Friday, July 13, 2012

Rains, Tea and some old forgotten songs..


Its 1O' clock in the night. the fact that tomorrow is Friday is enough to keep me happy tonite. Getting hotter everyday here. I mean it is not "Hot-Hot" as it is in India, but you still wait for the rains. just like one does in India. to bring down the heat.. the same cycle. u want rains and then sometimes u hate it.. the sudden burst on the way to office, stuck in that traffic.. irritated..

But more often than not, i love the rains. they bring in the scent of romance with them. just like the long drives and disheveled hair. just like the scented candles and tipsy eyes.
And so does this song somehow that is playing in an infinite loop. Calgary, by Bon iver.
Sometimes u tend to revel in the idea of romance. Anyways. 

14 months in Canada, perhaps 5-6 more months to go. Some more months of cooking and cleaning. and exploring new songs and often getting back to the old forgotten ones.. lets get back to Dido, Sands in my shoes. But strangely, I don't have any sands in my shoes. I am as empty as one could be..well. lets change the song. 
Thank You by Dido! :)

The weather channel has broken the suspense. It tells me it would rain the entire week. I might need to stock some more Tea for such moments and get hold of some movies. 
and perhaps write another blog. 
just write. like i just did! :-)

Tuesday, February 7, 2012

Life, Happiness, Death, etc.

Disclaimer - Random, incoherent thoughts.. scribbled down.. might not make any sense. or they might. u never know. :-) 

 So, I saw something very closely that I was most scared of - Death. And it happened right in front of my eyes. I saw my Naani's heartbeats going down steadily and doctors doing the CPR to somehow resurrect them.. sadly, all in vain..it was a painful moment. for the entire family.
I know it is insensitive to write about such personal incidents, and I am not going to write about it. But I mentioned it since such incidents always make you introspective.
And It did make me question a few things.. 

I had planned my itinerary to every minutest detail, made very strong hopes about new developments.. and practically it all went down for a toss. everything nose-dived. But then, it all happened so fast that it is just now that I could sink it all in..
Anyways!

There is this incident that I still remember from my flight back to Calgary.. I mean I was tired and sad to be leaving with all plans and hopes going haywire.. and then I meet this chap from Calgary.. Edward.. 
This chap had been to India for Skiing in Gulmarg.. and quite to my embarrassment, he was assuring me of safety in that area. Pity! So, there was this Canadian fella 55 yrs old and I was like this chap traveled all the way to India to ski for a couple of weeks and then going back. Isnt that exactly what I want when I am 55? To travel to another country and be fit enough to ski!!

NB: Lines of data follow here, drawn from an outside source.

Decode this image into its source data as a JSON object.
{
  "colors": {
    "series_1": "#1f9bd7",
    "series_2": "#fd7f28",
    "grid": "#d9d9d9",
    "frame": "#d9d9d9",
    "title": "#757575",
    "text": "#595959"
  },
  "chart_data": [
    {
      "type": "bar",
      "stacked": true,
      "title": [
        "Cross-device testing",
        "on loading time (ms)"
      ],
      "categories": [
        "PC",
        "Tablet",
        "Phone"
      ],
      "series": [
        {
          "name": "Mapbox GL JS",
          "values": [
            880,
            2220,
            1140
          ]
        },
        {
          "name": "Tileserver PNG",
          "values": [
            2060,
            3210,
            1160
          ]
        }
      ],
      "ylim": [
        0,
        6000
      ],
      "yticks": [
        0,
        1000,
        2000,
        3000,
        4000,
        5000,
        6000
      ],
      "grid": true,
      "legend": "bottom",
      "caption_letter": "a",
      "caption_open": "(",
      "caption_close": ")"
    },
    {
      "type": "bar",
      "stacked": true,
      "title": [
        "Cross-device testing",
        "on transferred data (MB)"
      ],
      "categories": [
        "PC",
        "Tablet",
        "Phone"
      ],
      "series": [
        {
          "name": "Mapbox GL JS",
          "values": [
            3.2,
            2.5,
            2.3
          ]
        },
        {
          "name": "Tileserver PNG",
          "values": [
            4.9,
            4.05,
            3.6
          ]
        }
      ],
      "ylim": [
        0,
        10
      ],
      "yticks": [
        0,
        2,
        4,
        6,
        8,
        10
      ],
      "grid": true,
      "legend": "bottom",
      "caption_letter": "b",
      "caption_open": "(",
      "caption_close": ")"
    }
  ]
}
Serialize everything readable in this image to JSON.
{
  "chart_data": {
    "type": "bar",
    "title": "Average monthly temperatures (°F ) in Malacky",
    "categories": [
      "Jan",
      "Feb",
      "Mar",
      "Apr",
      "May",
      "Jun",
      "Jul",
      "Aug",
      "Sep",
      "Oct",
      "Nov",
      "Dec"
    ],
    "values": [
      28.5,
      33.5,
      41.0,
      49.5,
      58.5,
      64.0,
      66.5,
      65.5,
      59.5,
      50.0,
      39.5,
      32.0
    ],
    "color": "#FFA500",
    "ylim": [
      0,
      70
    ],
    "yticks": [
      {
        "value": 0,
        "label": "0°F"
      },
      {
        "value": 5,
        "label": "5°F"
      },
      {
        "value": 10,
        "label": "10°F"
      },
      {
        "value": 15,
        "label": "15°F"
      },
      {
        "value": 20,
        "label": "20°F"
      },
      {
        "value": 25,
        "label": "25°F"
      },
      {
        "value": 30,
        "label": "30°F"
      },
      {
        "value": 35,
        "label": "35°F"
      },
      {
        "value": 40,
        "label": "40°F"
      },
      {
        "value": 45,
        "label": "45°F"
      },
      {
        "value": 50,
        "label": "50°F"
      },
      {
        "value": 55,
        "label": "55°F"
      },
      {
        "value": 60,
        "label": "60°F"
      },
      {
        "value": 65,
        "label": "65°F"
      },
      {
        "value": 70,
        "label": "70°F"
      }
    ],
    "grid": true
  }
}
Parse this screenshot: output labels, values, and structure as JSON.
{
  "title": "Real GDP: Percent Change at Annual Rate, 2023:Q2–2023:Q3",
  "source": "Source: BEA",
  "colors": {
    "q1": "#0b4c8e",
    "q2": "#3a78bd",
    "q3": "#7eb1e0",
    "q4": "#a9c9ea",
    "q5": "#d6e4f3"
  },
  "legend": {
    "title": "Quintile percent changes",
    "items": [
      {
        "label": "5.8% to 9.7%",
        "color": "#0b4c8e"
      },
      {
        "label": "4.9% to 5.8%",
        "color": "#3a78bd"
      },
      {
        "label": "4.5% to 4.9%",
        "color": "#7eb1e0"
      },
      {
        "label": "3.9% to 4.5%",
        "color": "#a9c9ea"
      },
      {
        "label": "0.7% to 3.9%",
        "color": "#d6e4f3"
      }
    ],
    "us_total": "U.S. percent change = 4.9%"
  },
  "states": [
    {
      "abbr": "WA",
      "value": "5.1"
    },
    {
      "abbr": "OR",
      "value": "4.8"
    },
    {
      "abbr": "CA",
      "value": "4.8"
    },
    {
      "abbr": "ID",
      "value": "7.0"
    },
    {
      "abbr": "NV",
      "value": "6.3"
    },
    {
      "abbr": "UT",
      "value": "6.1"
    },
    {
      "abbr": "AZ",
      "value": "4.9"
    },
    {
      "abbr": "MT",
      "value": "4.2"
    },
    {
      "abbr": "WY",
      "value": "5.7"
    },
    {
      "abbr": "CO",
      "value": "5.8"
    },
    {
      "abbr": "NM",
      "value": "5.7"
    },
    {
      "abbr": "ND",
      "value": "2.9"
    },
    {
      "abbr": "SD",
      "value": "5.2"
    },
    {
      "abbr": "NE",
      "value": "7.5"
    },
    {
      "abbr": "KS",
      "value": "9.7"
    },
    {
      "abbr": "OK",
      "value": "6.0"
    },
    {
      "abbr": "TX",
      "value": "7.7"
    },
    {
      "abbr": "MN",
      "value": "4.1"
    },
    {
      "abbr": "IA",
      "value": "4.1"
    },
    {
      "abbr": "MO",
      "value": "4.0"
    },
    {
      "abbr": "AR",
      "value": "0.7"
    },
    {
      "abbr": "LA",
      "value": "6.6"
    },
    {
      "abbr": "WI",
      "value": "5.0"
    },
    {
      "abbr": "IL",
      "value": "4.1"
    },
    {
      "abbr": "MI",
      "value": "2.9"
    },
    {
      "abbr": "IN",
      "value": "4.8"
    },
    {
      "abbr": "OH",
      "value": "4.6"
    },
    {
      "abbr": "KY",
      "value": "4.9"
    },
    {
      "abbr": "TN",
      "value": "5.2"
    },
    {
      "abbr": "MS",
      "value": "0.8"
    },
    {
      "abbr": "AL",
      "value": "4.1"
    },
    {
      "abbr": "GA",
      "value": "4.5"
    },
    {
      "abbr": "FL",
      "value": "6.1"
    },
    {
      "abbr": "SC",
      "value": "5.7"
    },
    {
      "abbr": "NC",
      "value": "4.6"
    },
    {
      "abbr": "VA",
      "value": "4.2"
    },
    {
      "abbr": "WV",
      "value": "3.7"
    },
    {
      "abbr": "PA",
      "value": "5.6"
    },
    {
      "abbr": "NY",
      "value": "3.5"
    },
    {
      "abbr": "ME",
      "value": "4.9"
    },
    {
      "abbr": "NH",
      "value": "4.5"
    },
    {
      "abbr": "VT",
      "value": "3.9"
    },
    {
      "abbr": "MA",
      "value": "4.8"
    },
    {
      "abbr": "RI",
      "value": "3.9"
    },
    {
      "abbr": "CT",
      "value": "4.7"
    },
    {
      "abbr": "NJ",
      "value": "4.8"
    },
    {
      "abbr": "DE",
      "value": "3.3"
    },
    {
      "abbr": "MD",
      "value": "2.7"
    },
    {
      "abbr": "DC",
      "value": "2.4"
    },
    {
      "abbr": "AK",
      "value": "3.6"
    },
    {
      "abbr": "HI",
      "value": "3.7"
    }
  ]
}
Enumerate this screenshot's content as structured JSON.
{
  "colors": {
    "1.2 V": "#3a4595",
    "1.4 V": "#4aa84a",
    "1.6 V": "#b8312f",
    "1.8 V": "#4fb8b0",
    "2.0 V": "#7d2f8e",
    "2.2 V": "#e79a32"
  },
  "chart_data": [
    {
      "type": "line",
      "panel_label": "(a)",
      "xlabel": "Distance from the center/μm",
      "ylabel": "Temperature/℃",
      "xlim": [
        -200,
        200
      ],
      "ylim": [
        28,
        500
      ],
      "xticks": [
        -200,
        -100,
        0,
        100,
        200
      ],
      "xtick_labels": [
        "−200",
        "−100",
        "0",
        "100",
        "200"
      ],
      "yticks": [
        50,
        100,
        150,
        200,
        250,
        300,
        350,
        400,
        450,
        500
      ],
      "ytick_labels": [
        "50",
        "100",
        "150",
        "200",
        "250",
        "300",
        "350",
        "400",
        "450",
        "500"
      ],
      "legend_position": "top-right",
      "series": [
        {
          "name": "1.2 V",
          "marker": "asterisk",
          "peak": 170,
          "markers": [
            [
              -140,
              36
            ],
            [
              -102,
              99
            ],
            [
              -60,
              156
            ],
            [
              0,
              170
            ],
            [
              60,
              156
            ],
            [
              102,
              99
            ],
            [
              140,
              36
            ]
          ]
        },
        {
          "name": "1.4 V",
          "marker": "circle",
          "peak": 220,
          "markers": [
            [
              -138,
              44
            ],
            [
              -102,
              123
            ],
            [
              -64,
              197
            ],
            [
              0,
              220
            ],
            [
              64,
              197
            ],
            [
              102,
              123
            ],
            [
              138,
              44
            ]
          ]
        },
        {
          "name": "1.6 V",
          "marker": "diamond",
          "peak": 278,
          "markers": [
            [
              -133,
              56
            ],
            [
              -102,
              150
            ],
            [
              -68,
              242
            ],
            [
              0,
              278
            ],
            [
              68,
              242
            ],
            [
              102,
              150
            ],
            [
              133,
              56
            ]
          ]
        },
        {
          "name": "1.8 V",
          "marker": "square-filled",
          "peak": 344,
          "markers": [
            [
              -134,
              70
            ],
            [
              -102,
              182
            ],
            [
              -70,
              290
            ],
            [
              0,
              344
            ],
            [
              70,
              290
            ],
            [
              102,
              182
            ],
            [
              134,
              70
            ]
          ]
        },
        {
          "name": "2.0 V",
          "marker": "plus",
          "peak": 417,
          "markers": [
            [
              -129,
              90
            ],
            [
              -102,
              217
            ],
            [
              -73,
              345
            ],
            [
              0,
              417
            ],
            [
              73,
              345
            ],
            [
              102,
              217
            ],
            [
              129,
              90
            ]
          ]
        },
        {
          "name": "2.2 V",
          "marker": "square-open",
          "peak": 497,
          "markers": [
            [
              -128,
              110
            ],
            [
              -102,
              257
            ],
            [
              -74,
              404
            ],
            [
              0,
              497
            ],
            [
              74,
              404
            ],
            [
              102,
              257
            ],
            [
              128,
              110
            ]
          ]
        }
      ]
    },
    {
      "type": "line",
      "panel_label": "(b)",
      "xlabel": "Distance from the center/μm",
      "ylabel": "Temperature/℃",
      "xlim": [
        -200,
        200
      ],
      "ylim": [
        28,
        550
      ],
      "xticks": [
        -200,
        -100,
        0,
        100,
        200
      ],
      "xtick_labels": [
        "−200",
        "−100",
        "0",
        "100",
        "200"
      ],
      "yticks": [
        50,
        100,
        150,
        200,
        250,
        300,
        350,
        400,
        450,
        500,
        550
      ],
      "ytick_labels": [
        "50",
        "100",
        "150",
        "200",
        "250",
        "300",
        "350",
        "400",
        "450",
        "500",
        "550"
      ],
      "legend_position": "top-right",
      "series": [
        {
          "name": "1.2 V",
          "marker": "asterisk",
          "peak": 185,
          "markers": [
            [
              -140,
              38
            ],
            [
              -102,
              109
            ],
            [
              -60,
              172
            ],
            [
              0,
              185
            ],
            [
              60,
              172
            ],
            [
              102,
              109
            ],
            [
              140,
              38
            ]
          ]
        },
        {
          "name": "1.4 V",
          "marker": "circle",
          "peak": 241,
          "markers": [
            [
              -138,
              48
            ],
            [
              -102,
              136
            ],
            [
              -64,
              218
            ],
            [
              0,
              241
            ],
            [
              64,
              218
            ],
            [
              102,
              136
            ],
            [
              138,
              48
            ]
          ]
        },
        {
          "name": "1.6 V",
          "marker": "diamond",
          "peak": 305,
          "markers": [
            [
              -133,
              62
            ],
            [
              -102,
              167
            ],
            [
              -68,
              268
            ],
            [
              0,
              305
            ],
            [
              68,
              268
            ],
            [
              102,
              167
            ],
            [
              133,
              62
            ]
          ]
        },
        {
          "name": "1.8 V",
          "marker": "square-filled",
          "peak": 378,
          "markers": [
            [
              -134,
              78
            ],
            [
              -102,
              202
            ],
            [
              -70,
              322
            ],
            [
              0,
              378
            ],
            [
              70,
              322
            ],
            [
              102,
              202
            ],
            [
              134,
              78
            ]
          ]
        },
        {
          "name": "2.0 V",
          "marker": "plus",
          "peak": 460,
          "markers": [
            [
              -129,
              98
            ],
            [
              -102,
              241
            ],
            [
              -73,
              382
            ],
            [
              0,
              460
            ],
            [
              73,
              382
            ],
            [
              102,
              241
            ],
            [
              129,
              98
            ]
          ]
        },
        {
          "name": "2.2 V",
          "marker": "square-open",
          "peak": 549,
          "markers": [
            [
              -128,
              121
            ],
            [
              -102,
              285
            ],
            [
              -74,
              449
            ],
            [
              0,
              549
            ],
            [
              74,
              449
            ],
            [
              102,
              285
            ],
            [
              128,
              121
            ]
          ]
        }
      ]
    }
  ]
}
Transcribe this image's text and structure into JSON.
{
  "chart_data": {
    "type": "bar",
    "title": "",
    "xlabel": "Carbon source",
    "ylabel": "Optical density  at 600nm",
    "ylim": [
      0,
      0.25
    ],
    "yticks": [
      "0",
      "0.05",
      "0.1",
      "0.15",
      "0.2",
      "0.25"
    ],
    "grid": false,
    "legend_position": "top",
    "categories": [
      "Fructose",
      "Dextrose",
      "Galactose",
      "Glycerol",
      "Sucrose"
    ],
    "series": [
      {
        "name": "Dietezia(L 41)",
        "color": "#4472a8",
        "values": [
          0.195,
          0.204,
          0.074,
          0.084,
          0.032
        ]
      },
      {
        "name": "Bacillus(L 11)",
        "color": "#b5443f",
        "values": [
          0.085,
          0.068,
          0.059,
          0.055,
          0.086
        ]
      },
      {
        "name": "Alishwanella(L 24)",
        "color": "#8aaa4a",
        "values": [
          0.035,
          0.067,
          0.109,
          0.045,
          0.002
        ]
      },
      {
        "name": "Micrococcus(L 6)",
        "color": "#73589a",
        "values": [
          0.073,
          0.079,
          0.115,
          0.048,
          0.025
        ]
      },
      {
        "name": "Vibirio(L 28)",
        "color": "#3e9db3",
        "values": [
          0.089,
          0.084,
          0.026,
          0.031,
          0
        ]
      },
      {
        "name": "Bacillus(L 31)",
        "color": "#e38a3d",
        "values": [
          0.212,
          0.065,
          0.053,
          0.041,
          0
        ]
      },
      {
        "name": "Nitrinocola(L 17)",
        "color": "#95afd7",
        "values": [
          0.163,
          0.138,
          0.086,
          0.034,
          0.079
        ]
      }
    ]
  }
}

The person on the other side is this Indian chap-Debasish, overly sentimental, who somehow made his way from Calcutta to Canada to be a Cook in some small Restraunt in Edmonton.. listening to "O Sathi re" in full volume on his cell-fone.. and arguing with the air-hostesses for an extra glass of Vodka.. I was quite frankly- and more so since coming from Delhi- was more interesting in talking with this chap from Gulmarg.. 

and then Debasish brings out a small note from his 2 daughters.. about how they miss their father..the personal incidents.. (and that letter was one of the most beautiful things I read ever)
and that letter made me change sides. I chose Deb.. and then he talks about how he misses his family.. and so on.. (U know the typical Indian senti talk! :) )  
(Oh well that chap from Canada did argue a bit about how can one love the same person for more than 10-15 yrs. and I am not stereotyping here or making it up but then, he saw that letter and gave up his arguments.. )

and I thought to myself again, "isn't this what I want to be when I am 55!"  To have a wife who wont eat properly until she knows I reached safely.. Children who hide letters in my wallet and then tell me about it when I am just about to board the flight!! 

and well. to add a little more sugar to this overly-sweet. hyper-romantic post, let me end this with something my Canadian colleague's 7 yr old son told her and she posted it on FB -
"Happiness is not something fun that you do, or places you go... it's an inside feeling."